Joker di Todd Phillips e la ricerca di autorialità

Todd Phillips getta la maschera. In tutti i sensi. Si toglie di dosso l’etichetta di commediografo e si avventura nel cinecomic trasfigurando il genere in un film di autore. O almeno, queste sono le sue intenzioni. Basta infatti poco per capire di quanta New Hollywood si sia nutrito il regista, evidenti i richiami estetici (e non solo) a un’America in pieno mutamento, incapace di accettare il diverso e che non ha paura di sporcarsi le mani raccontando della faccia sporca e cattiva della medaglia. A partire dal suo protagonista, un reietto emarginato costretto a fare i conti con una spirale di violenza (prima psicologica, poi fisica) che lo trascinerà verso quello che tutti chiamerebbero baratro mentre per lui è una vetta irraggiungibile. Joker è prima di tutto la parabola di un individuo solo e incompreso, di come ne abbiamo visti tanti fuori e dentro lo schermo. Eppure Phillips non può far finta di niente, non può trascurare la fama del personaggio e le origini fumettistiche del suo (anti)eroe. Allora decide di lavorare di fino, in punta di piedi. Si addentra nella materia poco per volta instaurando con il pubblico un dialogo accomodante e provocatorio al tempo stesso.

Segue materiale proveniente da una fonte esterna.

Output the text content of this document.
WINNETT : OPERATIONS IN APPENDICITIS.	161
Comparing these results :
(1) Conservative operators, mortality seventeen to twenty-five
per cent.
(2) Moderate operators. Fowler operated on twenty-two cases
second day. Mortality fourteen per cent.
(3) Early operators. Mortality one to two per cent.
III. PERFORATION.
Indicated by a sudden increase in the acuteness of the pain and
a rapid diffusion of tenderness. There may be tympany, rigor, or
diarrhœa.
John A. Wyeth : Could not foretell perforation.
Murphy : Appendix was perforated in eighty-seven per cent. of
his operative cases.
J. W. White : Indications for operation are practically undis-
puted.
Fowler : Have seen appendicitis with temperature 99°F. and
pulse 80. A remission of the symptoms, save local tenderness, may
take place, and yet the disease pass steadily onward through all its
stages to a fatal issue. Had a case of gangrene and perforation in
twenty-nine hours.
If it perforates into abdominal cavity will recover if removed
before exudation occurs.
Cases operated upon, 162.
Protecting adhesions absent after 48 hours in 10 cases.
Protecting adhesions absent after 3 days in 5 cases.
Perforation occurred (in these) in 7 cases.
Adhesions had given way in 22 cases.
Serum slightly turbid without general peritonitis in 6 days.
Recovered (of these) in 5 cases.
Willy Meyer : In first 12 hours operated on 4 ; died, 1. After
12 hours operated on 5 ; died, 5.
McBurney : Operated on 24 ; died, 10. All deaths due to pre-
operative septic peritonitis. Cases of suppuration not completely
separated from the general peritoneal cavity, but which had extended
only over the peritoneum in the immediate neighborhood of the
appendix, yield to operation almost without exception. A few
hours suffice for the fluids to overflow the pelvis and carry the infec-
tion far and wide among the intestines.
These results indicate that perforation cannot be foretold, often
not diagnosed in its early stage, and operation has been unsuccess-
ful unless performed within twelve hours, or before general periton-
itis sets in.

Il film segue infatti le orme di un classico “primo capitolo”. Ne abbiamo visti tanti, soprattutto ultimamente. Quasi tutti i supereroi a cui è stata dedicata una saga cinematografica erano focalizzati sulle origini del mito. Ecco dunque che Phillips ci mostra l’uomo prima del villain, Arthur invece di Joker, il suo volto al posto della maschera. Il doppio, la ferita affettiva covata nel profondo della sua storia personale, il simbolo di rivalsa e il consenso popolare non tarderanno a palesarsi, esattamente come tutte le avventure delle saghe più classiche. Seppur il taglio sia autoriale, il mercato vuole la sua fetta. Phillips lo sa bene e scende così a compromessi porgendo in pasto al pubblico ciò che il pubblico è abituato a masticare. Il problema, o meglio la sfida provocatoria, è che qui si parla di un cattivo molto feroce. Il fascino del Male attirerà Joker verso gli abissi, così come la folla sarà attratta verso il nuovo paladino e il pubblico in sala empatizzerà per l’omicida ritenendo il magnate Wayne un farabutto da odiare. Il cambio di prospettiva viene quindi mantenuto anche da un punto di vista estetico. Ecco perché Phillips sradica il blockbuster per firmare un dramma metropolitano che molto deve al cinema di Martin Scorsese. Un’operazione sicuramente curiosa, coraggiosa e affascinante. Eppure è proprio questo il problema principale del film, non riuscire a concretizzare ciò che potenzialmente era riuscito a elaborare. Il Joker di Phoenix (bravo, ma eccessivamente sopra le righe) è un freak poco umano, che vive i suoi turbamenti psicologici al massimo grado così da rendere meno temibile la parabola discendente a cui è destinato. Non è un caso che le sequenze migliori, quelle più cupe e terrificanti, siano le uniche giocate sulla sottrazione (l’incontro con il piccolo Bruce, l’addio alla madre in ospedale, il dialogo con il nano). Phillips carica il suo film con ralenti estremi, luci patinate, carrellate incessanti e una colonna sonora sovrabbondante, rendendolo meno sporco e grezzo di quanto sarebbe dovuto essere. Non il lungometraggio che si immaginava potesse essere, ma sicuramente un film da cui si può e si deve ripartire per una nuovo corso.